MultiChoice has been investing since 2019 in local content across the continent and cost reduction measures to increase profitability.
Its headline earnings per share, the main profit measure in South Africa, for the year to March 31 rose to 4.96 rands ($0.36) from 1.28 rand.
Like other video entertainment companies and streaming services, MultiChoice benefited from the coronavirus-induced lockdown last year as people spent more time at home and consumed more content on their devices.
Multichoice subscribers topped 20 million in the year, a growth of 7% over the previous year.

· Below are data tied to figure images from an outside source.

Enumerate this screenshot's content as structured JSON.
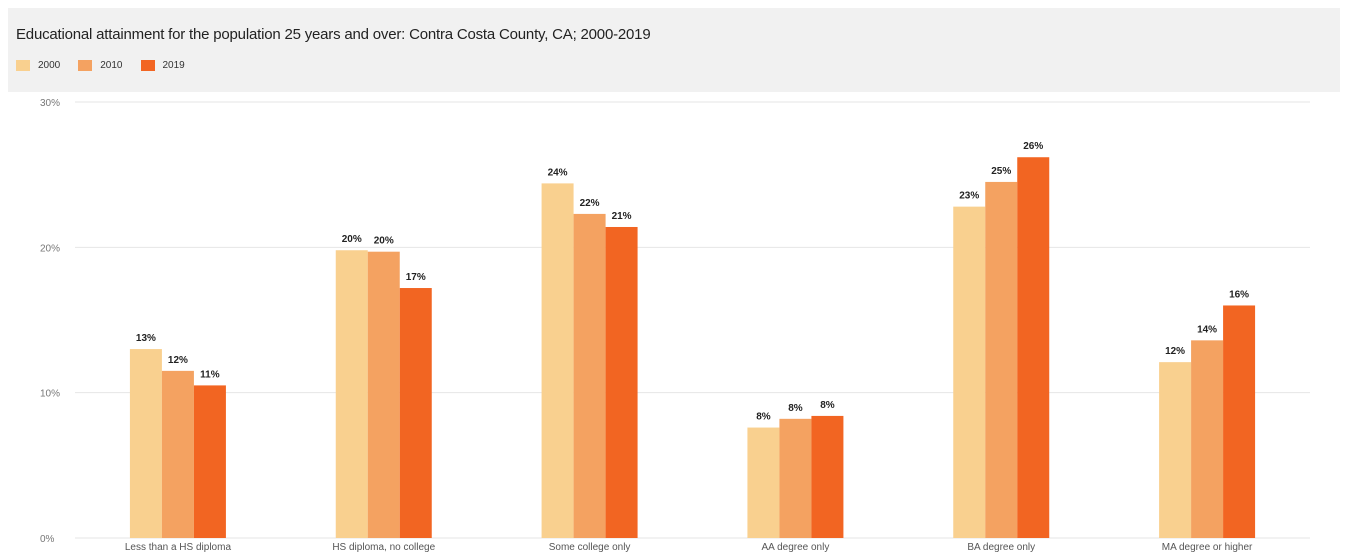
{
  "chart_data": {
    "type": "bar",
    "title": "Educational attainment for the population 25 years and over: Contra Costa County, CA; 2000-2019",
    "categories": [
      "Less than a HS diploma",
      "HS diploma, no college",
      "Some college only",
      "AA degree only",
      "BA degree only",
      "MA degree or higher"
    ],
    "series": [
      {
        "name": "2000",
        "color": "#f9d08f",
        "values": [
          13,
          19.8,
          24.4,
          7.6,
          22.8,
          12.1
        ],
        "labels": [
          "13%",
          "20%",
          "24%",
          "8%",
          "23%",
          "12%"
        ]
      },
      {
        "name": "2010",
        "color": "#f4a261",
        "values": [
          11.5,
          19.7,
          22.3,
          8.2,
          24.5,
          13.6
        ],
        "labels": [
          "12%",
          "20%",
          "22%",
          "8%",
          "25%",
          "14%"
        ]
      },
      {
        "name": "2019",
        "color": "#f26522",
        "values": [
          10.5,
          17.2,
          21.4,
          8.4,
          26.2,
          16.0
        ],
        "labels": [
          "11%",
          "17%",
          "21%",
          "8%",
          "26%",
          "16%"
        ]
      }
    ],
    "y_ticks": [
      "0%",
      "10%",
      "20%",
      "30%"
    ],
    "y_tick_values": [
      0,
      10,
      20,
      30
    ],
    "ylim": [
      0,
      30
    ],
    "grid": true,
    "legend_position": "top-left"
  }
}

South Africa accounts for more than 40% of its total subscribers.
“We have a highly engaged base of 20.9m (million) subscribers and with an average of five people per household, this helps us reach approximately 100 million people,” Chief Executive Calvo Mawela said.
An increasing subscriber base helped the company grow its revenue by 4% year-on-year to 53.4 billion rand, MultiChoice said.
The company is now facing competition from international heavyweights such as Netflix that are expanding in the African market and adjacent sectors like gaming that also battle to win screen time.
MultiChoice said on Thursday it had increased its holding in a pan-African sports betting company, Betking, from 20% to 49% “in line with its strategy to expand its entertainment ecosystem and develop meaningful drivers of future value”.
Its shares slipped 0.18% to 136.95 rand, in line with the broader index at 1215 GMT.
It maintained its dividend at 565 cents per share.